Table 1. Mean pixel error and mean angel error

In addition, we compare our system with other gaze estimation systems which without head fixed device. Comparison results are shown in Table 2, compared with other excellent methods in recent years, our method has better positioning accuracy no matter in one eye or double eye gazing estimation.

Table 2. Comparison with the state-of-the-art method

3.2 Compensation Equation Evaluation

To compensate the error caused by slight head motion during gaze estimation, a gaze compensation algorithm is proposed in Sect. 2.3. This section is mainly to evaluate the effect of the compensation algorithm for the final result of gaze estimation.

It can be seen from the Fig. 4, the mean pixel error of initial double-eye gazing estimation on the y direction (mean error 61) is obviously larger than it on the x direction (mean error 37), and the reason has been explained in Sect. 2.3. After the use of gaze compensation method, the mean pixel error on y direction is descended from 61 to 45, decreased by 35 %.

Fig. 4.
figure 4

Mean error at x direction and y direction

3.3 Distance Change

In the above experiment, the distance between subjects and screen is set to be 600 mm. This section evaluates the robustness of the proposed method in test with distance changes between subjects and screen. We choose three subjects to do the experiment, the test distances were respectively set as 500 mm, 600 mm, 700 mm and 800 mm. The experiment processes are exactly as described in Sect. 3.1.

It can be seen from the experimental results in Table 3, the overall gaze accuracy under different distances are basically equal. This proves the gaze estimation method mentioned in this paper has a good robustness to distance changes.

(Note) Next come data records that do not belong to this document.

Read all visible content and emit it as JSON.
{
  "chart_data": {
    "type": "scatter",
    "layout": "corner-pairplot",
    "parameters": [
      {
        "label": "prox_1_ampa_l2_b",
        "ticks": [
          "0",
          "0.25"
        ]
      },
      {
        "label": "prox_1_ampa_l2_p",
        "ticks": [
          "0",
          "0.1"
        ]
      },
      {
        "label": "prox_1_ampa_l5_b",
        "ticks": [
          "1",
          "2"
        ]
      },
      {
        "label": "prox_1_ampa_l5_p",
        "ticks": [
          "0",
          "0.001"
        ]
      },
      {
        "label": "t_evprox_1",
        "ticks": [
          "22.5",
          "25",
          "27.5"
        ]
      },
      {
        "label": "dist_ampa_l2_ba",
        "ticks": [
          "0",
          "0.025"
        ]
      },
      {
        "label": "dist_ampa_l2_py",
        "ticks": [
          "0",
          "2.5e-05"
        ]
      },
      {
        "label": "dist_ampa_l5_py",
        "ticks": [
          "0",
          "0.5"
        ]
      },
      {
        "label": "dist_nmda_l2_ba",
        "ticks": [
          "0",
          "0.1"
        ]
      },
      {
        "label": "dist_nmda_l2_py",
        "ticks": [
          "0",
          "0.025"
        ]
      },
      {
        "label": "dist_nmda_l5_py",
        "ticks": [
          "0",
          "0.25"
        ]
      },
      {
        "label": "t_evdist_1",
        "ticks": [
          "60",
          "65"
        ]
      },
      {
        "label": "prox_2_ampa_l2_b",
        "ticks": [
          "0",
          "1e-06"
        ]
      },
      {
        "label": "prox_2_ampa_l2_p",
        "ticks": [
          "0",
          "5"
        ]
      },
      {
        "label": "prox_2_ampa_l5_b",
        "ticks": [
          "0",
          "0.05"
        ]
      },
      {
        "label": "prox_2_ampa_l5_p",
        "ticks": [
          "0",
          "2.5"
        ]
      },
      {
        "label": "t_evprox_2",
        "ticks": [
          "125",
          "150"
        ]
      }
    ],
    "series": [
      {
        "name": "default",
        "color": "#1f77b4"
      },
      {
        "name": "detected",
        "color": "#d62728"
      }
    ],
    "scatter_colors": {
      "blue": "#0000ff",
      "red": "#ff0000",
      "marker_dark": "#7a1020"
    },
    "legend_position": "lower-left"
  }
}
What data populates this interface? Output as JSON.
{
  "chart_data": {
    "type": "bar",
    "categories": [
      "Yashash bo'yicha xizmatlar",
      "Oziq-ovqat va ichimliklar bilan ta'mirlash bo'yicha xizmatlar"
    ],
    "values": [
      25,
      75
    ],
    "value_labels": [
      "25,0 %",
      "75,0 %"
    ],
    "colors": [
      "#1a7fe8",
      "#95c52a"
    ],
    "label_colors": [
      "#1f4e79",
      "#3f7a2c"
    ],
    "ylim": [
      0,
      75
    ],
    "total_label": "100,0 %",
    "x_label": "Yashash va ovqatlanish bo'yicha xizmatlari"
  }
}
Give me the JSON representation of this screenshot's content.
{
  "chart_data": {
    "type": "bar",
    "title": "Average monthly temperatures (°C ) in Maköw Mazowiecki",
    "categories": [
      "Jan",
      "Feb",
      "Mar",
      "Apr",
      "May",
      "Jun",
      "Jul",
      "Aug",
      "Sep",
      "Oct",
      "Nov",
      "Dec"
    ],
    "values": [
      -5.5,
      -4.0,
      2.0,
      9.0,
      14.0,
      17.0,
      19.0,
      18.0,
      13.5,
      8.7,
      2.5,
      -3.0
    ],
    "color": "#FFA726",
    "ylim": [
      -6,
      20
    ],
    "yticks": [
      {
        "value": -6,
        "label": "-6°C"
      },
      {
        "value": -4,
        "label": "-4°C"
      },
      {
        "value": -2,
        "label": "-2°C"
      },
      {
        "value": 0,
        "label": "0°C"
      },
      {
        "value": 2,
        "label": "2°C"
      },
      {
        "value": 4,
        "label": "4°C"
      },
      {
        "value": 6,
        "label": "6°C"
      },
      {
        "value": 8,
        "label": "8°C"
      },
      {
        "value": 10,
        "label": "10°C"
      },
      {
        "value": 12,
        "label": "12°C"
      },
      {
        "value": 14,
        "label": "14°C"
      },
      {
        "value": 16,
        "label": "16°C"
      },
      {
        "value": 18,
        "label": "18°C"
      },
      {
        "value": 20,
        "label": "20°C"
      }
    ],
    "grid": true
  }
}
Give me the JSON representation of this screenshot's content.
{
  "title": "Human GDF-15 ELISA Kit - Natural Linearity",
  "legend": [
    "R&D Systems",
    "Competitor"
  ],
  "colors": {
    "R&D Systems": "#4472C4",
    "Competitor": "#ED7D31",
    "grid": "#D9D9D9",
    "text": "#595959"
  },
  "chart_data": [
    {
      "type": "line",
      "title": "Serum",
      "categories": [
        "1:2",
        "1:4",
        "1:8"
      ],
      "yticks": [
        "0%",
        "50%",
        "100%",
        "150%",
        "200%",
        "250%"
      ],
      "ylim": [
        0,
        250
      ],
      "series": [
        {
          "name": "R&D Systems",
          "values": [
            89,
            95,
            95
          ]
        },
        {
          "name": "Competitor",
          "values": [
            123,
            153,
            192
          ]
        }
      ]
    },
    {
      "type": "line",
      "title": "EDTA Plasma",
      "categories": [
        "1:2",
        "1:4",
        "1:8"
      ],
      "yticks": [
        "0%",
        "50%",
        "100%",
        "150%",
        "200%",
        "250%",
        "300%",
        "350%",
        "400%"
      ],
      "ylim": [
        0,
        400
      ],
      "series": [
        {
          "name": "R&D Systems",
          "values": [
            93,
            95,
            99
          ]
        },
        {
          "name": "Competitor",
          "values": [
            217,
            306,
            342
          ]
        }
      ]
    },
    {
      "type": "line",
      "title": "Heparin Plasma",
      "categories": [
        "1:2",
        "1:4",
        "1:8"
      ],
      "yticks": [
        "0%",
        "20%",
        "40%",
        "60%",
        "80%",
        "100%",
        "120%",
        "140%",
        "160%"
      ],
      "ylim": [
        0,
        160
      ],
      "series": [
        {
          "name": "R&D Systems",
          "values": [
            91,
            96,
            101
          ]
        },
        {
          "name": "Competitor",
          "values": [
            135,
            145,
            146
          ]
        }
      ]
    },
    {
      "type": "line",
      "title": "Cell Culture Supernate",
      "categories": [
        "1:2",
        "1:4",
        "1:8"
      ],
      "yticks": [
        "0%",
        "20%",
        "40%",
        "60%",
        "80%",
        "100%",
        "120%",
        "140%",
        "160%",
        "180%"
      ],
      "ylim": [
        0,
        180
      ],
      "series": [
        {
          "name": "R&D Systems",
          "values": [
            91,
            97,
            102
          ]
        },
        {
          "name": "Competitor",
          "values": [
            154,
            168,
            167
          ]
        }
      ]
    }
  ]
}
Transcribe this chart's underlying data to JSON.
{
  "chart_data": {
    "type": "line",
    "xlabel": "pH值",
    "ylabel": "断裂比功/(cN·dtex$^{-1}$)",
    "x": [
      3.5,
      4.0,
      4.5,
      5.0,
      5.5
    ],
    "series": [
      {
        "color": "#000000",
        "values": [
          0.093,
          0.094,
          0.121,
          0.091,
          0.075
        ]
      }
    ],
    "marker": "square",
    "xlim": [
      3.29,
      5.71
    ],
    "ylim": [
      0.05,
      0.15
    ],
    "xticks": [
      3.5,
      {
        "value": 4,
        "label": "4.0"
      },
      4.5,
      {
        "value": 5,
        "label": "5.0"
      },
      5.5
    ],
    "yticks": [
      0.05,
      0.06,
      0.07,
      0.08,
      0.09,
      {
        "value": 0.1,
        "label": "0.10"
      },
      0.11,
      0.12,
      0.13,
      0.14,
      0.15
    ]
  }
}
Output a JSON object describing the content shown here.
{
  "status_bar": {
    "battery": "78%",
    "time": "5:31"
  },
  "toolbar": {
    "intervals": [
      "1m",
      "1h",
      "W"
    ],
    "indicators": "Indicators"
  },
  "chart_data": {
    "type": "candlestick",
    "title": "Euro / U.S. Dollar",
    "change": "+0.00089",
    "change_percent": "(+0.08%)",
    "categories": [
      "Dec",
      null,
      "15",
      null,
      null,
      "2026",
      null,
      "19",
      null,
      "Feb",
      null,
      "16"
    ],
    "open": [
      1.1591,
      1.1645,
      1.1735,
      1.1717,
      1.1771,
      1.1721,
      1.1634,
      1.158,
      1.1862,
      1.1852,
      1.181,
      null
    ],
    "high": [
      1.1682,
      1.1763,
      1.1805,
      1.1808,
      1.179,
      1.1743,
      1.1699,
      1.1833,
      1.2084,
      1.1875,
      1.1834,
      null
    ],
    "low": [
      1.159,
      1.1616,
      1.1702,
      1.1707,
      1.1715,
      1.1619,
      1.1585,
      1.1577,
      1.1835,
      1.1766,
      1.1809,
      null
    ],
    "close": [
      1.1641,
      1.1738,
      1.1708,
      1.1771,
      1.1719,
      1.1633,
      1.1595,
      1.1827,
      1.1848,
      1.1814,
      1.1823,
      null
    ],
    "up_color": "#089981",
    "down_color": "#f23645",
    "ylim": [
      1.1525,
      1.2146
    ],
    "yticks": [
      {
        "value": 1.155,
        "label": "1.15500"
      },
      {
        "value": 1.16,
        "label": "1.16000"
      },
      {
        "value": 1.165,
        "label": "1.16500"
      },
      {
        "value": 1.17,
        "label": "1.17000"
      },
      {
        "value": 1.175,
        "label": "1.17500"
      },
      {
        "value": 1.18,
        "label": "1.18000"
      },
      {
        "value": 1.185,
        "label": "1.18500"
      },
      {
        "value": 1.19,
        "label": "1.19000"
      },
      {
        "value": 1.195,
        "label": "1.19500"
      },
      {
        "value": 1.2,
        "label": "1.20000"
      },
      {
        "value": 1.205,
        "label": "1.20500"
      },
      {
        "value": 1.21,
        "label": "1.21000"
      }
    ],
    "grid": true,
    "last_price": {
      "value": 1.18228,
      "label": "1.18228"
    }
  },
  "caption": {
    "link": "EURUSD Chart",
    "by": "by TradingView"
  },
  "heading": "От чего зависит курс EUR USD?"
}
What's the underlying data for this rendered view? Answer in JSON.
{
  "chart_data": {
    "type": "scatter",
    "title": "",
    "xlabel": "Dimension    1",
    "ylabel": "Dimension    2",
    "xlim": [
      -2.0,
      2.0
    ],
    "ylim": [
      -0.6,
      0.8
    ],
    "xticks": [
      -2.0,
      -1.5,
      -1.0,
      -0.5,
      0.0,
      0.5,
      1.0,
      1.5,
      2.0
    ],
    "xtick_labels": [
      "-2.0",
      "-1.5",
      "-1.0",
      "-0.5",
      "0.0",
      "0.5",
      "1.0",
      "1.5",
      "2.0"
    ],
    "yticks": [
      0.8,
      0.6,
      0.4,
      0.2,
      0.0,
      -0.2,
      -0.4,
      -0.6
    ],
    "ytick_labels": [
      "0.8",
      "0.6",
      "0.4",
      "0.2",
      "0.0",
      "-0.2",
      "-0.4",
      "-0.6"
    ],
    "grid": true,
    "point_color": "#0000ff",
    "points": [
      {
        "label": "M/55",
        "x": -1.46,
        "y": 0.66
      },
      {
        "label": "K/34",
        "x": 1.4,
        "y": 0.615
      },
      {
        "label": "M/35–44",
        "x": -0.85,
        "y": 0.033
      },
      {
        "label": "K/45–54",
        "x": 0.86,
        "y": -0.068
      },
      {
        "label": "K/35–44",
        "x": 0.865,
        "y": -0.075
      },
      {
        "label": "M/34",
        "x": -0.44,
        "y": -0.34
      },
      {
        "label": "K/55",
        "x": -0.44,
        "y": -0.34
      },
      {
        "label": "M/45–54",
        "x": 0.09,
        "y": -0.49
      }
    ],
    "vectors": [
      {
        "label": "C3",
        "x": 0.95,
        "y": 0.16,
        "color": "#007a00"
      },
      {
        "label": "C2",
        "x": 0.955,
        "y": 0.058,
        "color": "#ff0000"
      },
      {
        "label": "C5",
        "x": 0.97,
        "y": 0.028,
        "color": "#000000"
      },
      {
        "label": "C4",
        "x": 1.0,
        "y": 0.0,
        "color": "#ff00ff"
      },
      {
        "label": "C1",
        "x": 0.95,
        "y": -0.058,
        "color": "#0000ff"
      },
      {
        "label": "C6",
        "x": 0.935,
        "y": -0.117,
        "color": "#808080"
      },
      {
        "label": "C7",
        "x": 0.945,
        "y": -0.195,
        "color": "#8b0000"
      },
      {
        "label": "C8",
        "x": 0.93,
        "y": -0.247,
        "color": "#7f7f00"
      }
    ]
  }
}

Table 3. The mean error of gaze estimation under different distance

4 Conclusion and Future Work

In this paper, we have proposed an accurate gaze estimation method under a little calibration points. First, the main point is found by using the minimum Euclidean distance among the all calibration feature vectors. The main point and the calibration points around it constitute the optimized subset. In the optimized subset, a set of sparse reconstruction weights is solved by using the \( \ell^{1} \)-minimum and utilized to linear express the initial gaze estimation result. Based on the result of initial gaze estimation, we use gazing compensation equation to get the final gaze estimation result. Experiment shows that our method can achieve an accuracy of 1.79° under monocular vision.

However, limitations still exist. First, although our method can achieve high precision gaze estimation with slight head motion, it is still powerless with free head motion. Second, the calibration process is necessary to each subject. The mapping relationship between input feature and gaze position cannot be found without calibration. Overall, handling large head motion and completely removing training stage are currently impossible in this work. For further research, the method could be improved on basis of this paper, 3D head pose estimation can be added, in the meanwhile, reconstructing the head motion compensation equation, and then the free head motion gaze estimator would be achieved.